Bainbridge’s shoulders dropped. He levelled his breathing but didn’t turn around. “Warrender?”
“Yes?”
“I just want you to know that I’m going to enjoy this.”
“Wha—”
Bainbridge’s cane hit the floor as he pivoted, throwing his weight behind the movement. His fist came up and around, bunched hard, and struck Warrender beneath the chin, slamming the man’s head back so that his teeth clattered loudly as he went down. The doctor didn’t have time to register the shock—he was unconscious before he hit the ground. He flopped onto his back and was still, save for the steady rise and fall of his chest.

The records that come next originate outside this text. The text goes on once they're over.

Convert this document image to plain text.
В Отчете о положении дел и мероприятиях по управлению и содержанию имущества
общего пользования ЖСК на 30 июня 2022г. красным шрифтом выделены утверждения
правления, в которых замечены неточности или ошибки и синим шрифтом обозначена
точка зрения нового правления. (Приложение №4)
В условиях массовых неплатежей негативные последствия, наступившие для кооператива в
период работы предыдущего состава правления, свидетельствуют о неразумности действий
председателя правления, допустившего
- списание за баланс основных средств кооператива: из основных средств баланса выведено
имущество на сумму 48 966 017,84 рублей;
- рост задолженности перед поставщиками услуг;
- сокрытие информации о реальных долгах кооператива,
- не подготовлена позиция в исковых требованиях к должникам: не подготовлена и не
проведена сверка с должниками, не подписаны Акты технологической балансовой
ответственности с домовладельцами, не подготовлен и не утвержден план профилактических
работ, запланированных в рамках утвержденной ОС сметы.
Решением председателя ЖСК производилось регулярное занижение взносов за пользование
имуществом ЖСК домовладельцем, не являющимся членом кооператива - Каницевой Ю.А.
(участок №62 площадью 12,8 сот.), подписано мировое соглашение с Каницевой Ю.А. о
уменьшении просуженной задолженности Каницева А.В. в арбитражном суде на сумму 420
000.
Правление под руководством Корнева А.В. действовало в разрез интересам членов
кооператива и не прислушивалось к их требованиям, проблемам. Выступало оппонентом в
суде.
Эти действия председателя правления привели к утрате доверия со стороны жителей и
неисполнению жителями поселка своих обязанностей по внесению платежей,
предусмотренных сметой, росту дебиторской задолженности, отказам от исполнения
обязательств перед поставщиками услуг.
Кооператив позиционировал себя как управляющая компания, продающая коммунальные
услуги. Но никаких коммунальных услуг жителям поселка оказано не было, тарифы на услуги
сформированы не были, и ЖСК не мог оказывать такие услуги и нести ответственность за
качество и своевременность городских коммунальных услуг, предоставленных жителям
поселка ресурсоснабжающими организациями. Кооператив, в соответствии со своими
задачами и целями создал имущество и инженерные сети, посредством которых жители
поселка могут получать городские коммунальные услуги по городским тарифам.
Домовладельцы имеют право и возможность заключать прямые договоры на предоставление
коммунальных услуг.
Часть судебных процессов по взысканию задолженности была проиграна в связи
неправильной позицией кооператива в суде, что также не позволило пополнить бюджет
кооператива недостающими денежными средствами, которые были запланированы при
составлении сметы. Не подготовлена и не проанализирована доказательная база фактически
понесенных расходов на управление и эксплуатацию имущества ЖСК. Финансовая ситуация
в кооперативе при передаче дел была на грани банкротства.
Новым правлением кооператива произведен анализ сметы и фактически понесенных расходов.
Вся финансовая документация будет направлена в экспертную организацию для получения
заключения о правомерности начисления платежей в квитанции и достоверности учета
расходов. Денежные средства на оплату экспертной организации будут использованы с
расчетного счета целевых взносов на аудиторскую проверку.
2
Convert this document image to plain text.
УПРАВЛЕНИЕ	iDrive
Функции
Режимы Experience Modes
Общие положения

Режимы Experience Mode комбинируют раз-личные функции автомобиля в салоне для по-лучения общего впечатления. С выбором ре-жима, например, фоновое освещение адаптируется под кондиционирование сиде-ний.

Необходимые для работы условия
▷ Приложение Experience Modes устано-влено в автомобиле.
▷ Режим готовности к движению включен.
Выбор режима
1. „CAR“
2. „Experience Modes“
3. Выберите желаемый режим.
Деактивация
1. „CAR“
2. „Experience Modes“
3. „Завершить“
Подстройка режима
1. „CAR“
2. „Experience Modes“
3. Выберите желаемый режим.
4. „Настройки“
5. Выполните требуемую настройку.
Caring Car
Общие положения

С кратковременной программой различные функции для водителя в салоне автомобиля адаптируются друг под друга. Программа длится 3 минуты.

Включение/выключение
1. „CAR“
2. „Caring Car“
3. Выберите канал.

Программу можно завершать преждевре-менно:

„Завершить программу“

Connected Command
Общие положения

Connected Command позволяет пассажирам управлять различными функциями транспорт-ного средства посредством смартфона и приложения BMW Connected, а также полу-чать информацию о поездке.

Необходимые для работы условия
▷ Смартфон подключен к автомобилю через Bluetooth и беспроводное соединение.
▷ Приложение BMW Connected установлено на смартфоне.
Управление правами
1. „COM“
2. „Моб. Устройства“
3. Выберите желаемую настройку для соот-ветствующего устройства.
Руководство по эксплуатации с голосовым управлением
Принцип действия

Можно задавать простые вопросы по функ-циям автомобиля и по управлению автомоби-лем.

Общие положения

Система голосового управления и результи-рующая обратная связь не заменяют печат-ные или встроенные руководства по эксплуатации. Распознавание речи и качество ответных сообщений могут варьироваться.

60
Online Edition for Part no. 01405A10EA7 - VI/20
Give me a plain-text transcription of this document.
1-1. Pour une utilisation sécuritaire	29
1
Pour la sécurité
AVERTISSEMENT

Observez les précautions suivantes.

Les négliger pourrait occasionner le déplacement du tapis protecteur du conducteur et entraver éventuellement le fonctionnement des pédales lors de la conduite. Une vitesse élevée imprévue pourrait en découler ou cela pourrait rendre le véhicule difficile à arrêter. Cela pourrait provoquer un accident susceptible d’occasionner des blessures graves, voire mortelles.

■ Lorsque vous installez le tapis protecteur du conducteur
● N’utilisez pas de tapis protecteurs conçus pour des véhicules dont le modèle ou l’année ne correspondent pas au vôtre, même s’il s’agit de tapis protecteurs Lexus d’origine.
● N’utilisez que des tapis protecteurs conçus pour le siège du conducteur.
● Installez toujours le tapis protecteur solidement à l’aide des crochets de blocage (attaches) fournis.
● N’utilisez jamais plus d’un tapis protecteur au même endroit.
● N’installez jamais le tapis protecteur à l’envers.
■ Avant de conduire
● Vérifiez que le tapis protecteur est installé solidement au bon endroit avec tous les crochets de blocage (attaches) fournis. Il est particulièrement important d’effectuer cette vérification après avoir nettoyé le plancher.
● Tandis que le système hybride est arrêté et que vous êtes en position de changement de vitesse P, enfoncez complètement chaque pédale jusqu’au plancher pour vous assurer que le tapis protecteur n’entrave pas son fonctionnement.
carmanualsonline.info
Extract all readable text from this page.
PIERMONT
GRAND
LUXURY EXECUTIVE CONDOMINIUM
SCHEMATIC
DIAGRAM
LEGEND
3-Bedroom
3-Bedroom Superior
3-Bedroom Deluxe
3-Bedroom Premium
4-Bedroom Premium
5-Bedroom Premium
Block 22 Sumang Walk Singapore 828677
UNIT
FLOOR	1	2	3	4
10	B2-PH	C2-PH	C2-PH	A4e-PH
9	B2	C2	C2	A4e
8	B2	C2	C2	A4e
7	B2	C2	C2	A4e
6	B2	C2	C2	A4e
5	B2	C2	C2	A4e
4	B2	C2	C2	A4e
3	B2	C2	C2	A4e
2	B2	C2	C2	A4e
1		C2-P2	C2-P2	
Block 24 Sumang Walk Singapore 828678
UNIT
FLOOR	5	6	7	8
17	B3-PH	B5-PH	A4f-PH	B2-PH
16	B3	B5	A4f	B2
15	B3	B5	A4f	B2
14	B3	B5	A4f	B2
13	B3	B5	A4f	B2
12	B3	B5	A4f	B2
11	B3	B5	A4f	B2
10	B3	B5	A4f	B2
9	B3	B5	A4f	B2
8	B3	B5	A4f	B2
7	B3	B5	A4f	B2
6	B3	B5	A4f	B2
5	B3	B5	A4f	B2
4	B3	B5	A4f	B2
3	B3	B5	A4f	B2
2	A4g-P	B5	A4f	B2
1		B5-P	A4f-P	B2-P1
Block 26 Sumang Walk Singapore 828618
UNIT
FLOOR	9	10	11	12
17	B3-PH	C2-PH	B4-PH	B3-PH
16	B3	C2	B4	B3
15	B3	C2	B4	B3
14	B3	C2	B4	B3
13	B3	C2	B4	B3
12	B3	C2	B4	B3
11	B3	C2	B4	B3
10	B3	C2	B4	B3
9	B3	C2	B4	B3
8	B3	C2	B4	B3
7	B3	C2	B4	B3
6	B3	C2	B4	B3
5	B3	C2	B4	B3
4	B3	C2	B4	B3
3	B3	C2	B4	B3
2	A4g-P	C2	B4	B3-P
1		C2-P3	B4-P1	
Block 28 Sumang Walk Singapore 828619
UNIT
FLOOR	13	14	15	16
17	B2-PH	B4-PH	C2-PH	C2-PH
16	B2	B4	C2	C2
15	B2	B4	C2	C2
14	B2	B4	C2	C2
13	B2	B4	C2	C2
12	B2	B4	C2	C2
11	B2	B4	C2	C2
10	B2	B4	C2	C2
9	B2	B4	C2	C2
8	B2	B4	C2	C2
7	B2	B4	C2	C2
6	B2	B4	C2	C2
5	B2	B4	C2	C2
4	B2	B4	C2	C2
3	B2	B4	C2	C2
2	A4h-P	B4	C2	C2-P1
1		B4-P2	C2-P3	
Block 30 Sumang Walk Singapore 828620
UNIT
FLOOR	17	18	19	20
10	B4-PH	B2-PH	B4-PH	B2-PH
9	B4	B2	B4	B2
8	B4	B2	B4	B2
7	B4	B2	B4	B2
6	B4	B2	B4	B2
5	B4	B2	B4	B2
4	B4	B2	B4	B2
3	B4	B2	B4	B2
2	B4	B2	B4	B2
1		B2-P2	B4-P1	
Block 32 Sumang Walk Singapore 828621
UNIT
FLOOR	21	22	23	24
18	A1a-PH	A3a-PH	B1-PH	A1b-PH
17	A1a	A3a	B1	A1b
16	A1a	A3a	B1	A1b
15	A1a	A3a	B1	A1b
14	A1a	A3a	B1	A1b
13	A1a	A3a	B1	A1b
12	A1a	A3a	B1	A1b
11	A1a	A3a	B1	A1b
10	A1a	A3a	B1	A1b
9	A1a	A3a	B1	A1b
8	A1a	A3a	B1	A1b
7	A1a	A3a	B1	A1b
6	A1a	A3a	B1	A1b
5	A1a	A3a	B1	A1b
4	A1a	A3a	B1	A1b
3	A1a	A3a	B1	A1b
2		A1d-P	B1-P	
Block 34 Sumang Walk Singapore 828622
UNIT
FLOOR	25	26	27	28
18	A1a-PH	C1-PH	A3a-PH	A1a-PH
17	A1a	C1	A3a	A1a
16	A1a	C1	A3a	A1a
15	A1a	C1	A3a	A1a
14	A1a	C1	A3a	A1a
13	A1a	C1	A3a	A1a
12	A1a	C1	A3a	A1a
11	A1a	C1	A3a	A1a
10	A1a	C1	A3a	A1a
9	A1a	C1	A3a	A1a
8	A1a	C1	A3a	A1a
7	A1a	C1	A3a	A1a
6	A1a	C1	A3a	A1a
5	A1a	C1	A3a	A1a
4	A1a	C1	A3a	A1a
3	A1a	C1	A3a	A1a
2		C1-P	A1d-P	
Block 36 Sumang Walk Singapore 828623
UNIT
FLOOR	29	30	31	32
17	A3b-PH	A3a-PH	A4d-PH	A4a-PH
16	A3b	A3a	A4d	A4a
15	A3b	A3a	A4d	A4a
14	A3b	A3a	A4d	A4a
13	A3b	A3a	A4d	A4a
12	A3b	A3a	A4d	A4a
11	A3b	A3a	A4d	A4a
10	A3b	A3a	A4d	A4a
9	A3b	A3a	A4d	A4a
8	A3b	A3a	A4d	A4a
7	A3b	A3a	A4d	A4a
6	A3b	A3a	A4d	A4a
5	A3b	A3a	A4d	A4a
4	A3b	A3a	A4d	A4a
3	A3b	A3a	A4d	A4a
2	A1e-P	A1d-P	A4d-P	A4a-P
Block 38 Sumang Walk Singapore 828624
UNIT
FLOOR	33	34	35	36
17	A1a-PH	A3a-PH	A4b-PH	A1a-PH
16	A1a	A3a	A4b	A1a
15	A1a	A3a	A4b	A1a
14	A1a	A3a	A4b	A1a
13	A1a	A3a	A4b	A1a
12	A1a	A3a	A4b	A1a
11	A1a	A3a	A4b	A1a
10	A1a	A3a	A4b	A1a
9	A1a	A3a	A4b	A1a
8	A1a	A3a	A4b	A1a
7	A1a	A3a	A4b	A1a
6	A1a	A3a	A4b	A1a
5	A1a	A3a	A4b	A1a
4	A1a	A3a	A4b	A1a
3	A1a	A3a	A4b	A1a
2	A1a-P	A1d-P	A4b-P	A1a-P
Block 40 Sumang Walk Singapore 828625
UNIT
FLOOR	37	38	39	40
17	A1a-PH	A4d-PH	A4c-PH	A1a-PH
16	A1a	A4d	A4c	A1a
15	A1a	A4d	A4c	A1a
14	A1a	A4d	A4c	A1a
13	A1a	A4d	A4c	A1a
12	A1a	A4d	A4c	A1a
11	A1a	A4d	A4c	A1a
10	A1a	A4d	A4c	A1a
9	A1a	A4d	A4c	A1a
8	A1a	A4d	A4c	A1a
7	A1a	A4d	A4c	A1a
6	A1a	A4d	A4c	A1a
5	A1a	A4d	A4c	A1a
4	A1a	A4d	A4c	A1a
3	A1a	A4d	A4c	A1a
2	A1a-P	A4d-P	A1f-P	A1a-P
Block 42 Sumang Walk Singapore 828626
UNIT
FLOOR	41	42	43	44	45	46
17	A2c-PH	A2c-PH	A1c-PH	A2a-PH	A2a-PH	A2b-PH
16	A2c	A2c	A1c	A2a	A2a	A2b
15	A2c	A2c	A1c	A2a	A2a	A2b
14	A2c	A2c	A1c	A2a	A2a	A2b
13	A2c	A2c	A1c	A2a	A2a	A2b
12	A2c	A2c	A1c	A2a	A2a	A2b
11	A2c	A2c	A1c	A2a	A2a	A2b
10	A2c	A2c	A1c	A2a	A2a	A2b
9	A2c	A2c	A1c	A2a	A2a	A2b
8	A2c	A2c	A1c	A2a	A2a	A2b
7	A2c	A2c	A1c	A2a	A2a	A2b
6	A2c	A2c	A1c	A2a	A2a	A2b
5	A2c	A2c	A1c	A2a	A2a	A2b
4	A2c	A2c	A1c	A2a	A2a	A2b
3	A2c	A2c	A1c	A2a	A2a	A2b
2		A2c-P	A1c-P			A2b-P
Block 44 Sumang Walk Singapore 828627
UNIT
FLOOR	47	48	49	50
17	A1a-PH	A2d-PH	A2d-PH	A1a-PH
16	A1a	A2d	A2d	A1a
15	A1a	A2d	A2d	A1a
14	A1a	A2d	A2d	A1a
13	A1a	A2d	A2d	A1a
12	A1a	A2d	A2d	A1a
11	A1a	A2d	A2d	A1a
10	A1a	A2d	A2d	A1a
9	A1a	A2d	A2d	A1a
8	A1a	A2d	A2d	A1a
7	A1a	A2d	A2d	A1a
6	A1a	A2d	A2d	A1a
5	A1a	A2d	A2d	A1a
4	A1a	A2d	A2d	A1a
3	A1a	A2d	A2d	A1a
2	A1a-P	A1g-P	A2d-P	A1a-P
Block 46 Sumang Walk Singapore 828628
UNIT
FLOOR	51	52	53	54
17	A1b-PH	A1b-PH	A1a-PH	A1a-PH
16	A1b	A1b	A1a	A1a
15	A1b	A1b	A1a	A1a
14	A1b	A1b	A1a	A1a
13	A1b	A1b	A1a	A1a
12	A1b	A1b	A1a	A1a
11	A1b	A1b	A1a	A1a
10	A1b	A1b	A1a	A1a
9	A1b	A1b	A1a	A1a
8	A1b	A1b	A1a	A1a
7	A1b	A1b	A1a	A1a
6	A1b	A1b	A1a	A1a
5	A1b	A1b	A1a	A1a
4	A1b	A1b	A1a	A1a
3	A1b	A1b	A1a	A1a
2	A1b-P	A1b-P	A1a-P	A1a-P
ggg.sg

Bainbridge shook his hand, flexing his fingers. “Ow,” he said.
“Well, he went down easier than I expected,” said the nurse.
“Glass jaw,” murmured the patient in the wheelchair.
“Glass jaw my eye,” muttered Bainbridge. “It was the quality of the uppercut that did it.”
“If you say so, Charles.”
The nurse laughed.
Shaking his head, Bainbridge pointed at the unconscious doctor. “Well, come on then, Miss Hobbes. We haven’t got all night. Search out his ruddy keys!”
Sighing, Veronica Hobbes turned to her patient. “And don’t you think you can sit there laughing, either,” she said. “Get out of that contrivance and give me a hand.”
With a chuckle, the patient shook off his shawl and tossed his hat across the room, before pushing himself up out of the chair. He smoothed the front of his jacket, brushing the last vestiges of drool from his lapel. “A terribly undignified means of gaining entry, that,” he said.
“Getting in was the easy bit, Newbury,” said Bainbridge. “It’s getting out that’s going to be the real challenge.”
Newbury grinned, crossing to Warrender’s desk to begin searching the drawers. “Nonsense, Charles. With an uppercut like that, you’ll have us out in no time.”